Das war eine richtige und offensive Stoßrichtung. Der Flächenstreik (oder Vollstreik) hätte mehr Arbeiter/innen aktiv in den Streik einbezogen (und der ÖGB hätte seine prall gefüllte Streikkassa besser dafür eingesetzt als für die Spekulationen der BAWAG). Wesentlich wäre auch die Ausweitung von der bestreikten Steyr-Nutzfahrzeug (SNF) auf die gerade im Abspaltungsprozess befindliche MAN Steyr gewesen, von der Leithenmayr noch Betriebsratsvorsitzender war. So hätte MAN in die Streikfront einbezogen werden können. Für eine Verbreiterung des Streiks angeboten hätten sich auch das Steyr-Werk in Wien-Simmering und das ÖAF/MAN-Werk in Wien-Liesing, wo ebenfalls Angriffe auf die Belegschaften, etwa die Kürzung der Akkordzeiten, liefen.
Die schönen Worte des GLB für Ausweitung und Solidaritätsaktionen standen allerdings in Widerspruch zu seiner Praxis. Im ÖAF-MAN-Werk in Wien-Liesing hatte der GLB eine übergroße Mehrheit im Arbeiter/innen/betriebsrat.

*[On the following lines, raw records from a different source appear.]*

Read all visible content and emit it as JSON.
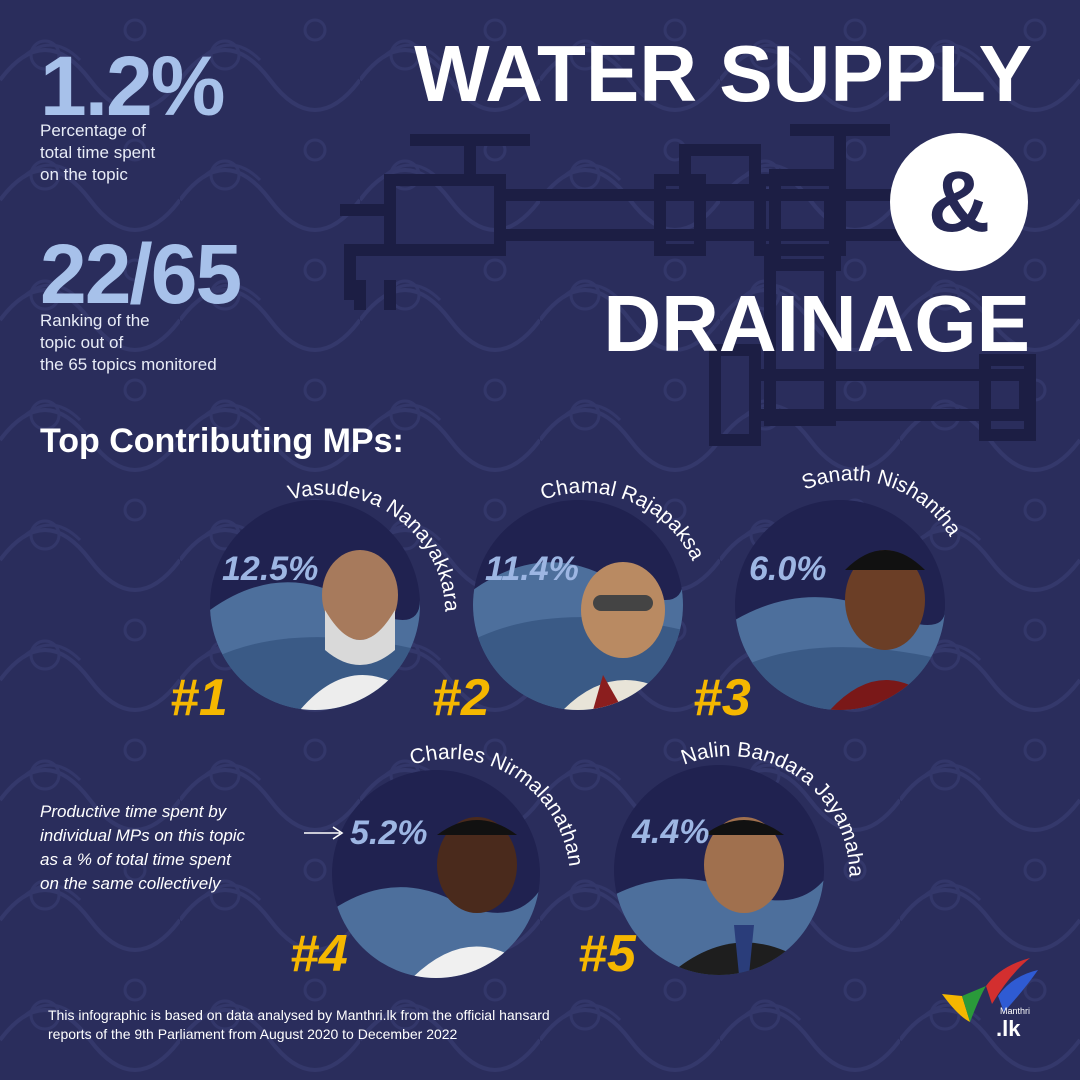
{
  "stats": [
    {
      "value": "1.2%",
      "description": "Percentage of\ntotal time spent\non the topic"
    },
    {
      "value": "22/65",
      "description": "Ranking of the\ntopic out of\nthe 65 topics monitored"
    }
  ],
  "title": {
    "line1": "WATER SUPPLY",
    "ampersand": "&",
    "line2": "DRAINAGE"
  },
  "section_heading": "Top Contributing MPs:",
  "mps": [
    {
      "rank": "#1",
      "name": "Vasudeva Nanayakkara",
      "percentage": "12.5%"
    },
    {
      "rank": "#2",
      "name": "Chamal Rajapaksa",
      "percentage": "11.4%"
    },
    {
      "rank": "#3",
      "name": "Sanath Nishantha",
      "percentage": "6.0%"
    },
    {
      "rank": "#4",
      "name": "Charles Nirmalanathan",
      "percentage": "5.2%"
    },
    {
      "rank": "#5",
      "name": "Nalin Bandara Jayamaha",
      "percentage": "4.4%"
    }
  ],
  "note": "Productive time spent by\nindividual MPs on this topic\nas a % of total time spent\non the same collectively",
  "footer": "This infographic is based on data analysed by Manthri.lk from the official hansard\nreports of the 9th Parliament from August 2020 to December 2022",
  "logo": {
    "brand": "Manthri",
    "domain": ".lk"
  },
  "colors": {
    "background": "#2a2d5c",
    "accent_yellow": "#f5b700",
    "stat_blue": "#a7c1ea",
    "wave_blue": "#4d6f9c"
  }
}
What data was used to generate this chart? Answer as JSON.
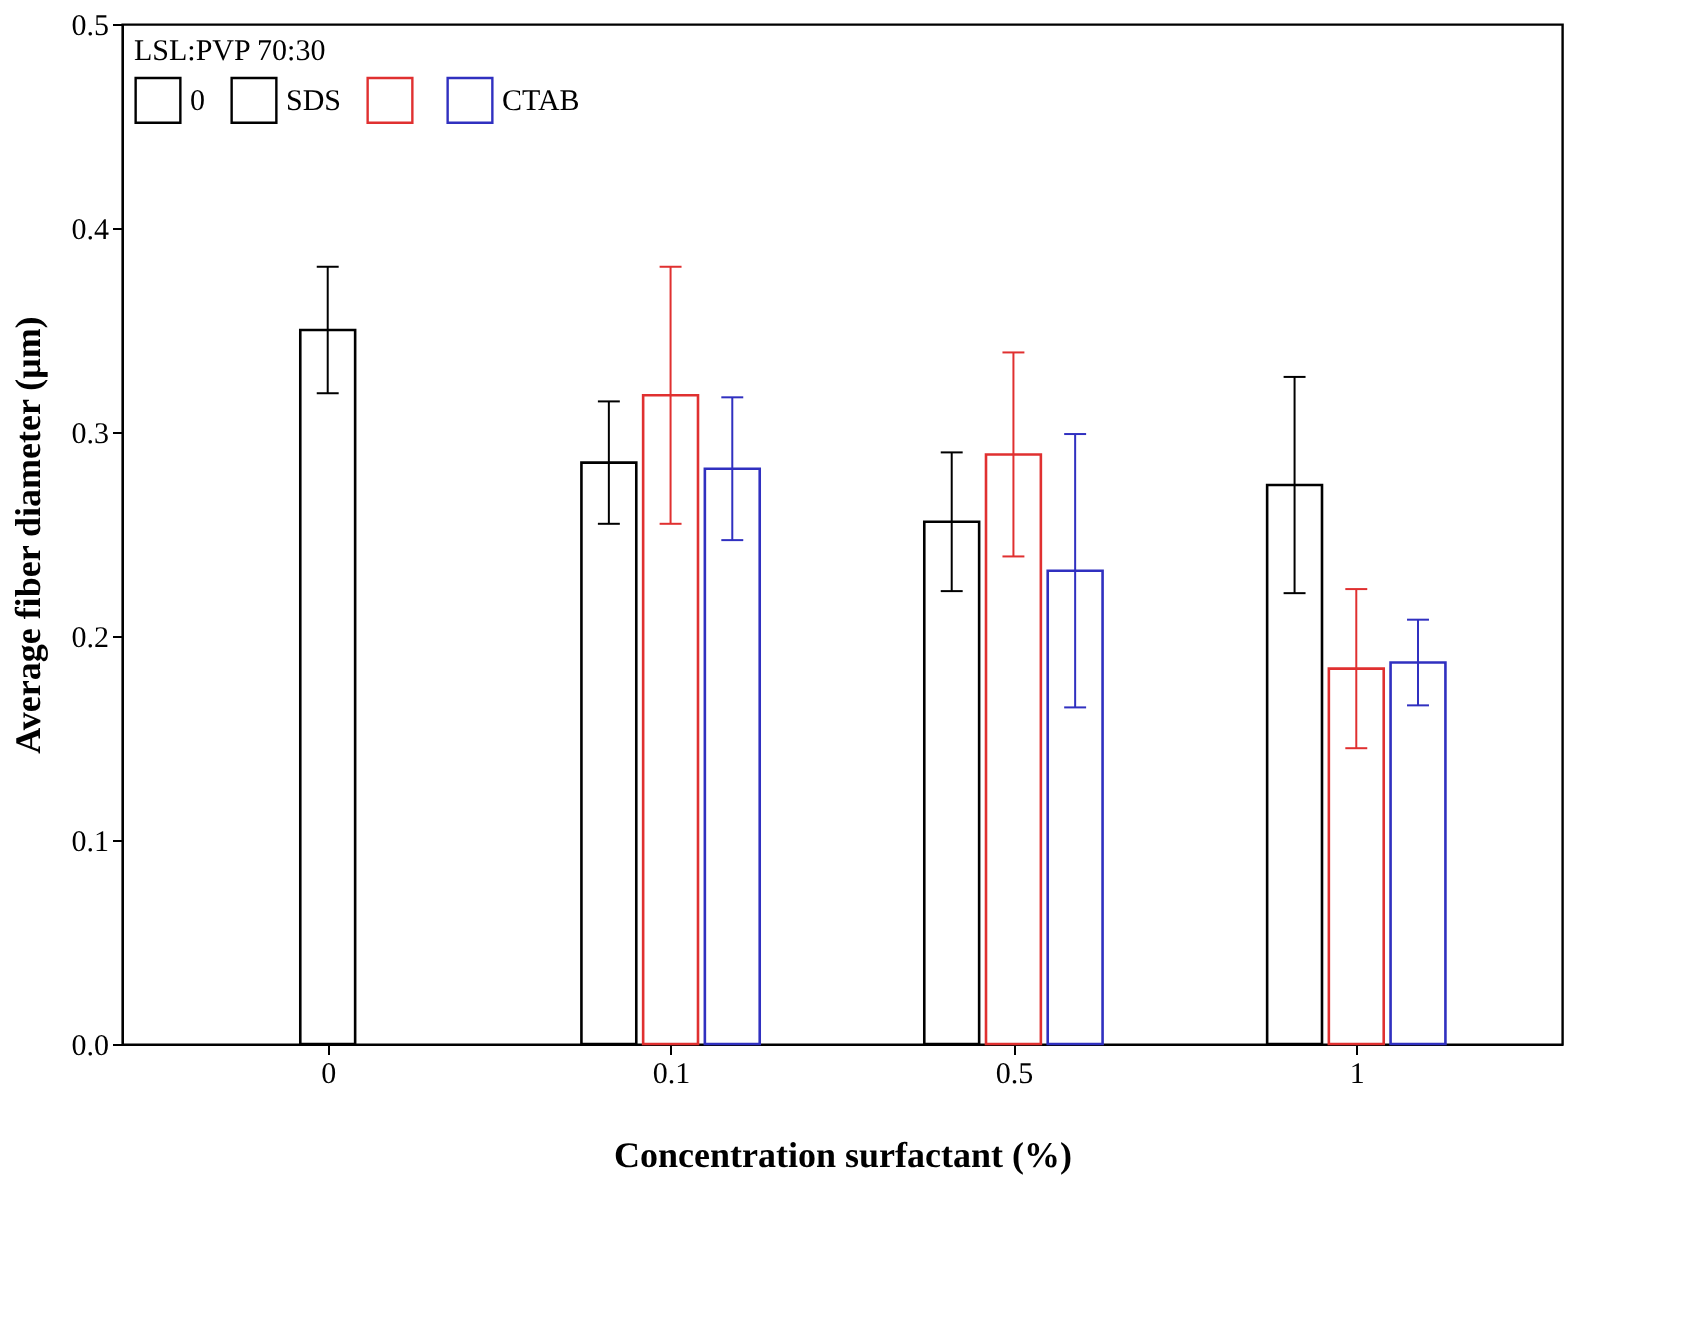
{
  "chart_data": {
    "type": "bar",
    "xlabel": "Concentration surfactant (%)",
    "ylabel": "Average fiber diameter (μm)",
    "legend_title": "LSL:PVP 70:30",
    "legend": "top left",
    "grid": false,
    "categories": [
      "0",
      "0.1",
      "0.5",
      "1"
    ],
    "ylim": [
      0,
      0.5
    ],
    "yticks": [
      {
        "value": 0,
        "label": "0.0"
      },
      0.1,
      0.2,
      0.3,
      0.4,
      0.5
    ],
    "series": [
      {
        "name": "0",
        "color": "#000000",
        "values": [
          0.35,
          null,
          null,
          null
        ],
        "errors": [
          0.031,
          null,
          null,
          null
        ]
      },
      {
        "name": "SDS",
        "color": "#000000",
        "values": [
          null,
          0.285,
          0.256,
          0.274
        ],
        "errors": [
          null,
          0.03,
          0.034,
          0.053
        ]
      },
      {
        "color": "#e03030",
        "values": [
          null,
          0.318,
          0.289,
          0.184
        ],
        "errors": [
          null,
          0.063,
          0.05,
          0.039
        ]
      },
      {
        "name": "CTAB",
        "color": "#3030c0",
        "values": [
          null,
          0.282,
          0.232,
          0.187
        ],
        "errors": [
          null,
          0.035,
          0.067,
          0.021
        ]
      }
    ]
  }
}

Der GLB-Betriebsratsvorsitzende Schittenkopf setzte dort die Akkordzeitenkürzung um 3,3% auf klassisch-bürokratische „Betriebskaiser“-Manier durch – nämlich durch Überrumpelung und Einschüchterung der Belegschaft und der Drohung „sonst sperren sie da irgendwann einmal zu, das muss uns schon klar sein.“ Schittenkopf organisierte keine Solidaritätsmaßnahmen mit dem Kampf in Steyr. Der zeitgleich in Wien anlaufenden Kündigung von über 60 Arbeiter/inne/n (nach Personalabbau in den Monaten davor) setzte der GLB keinerlei Widerstand entgegen. Das einzige, was Schittenkopf machte, war, dass er bei der Zusammenstellung der Kündigungslisten aktiv mitarbeitete und kritische Kollegen auf diese Liste brachte.[5]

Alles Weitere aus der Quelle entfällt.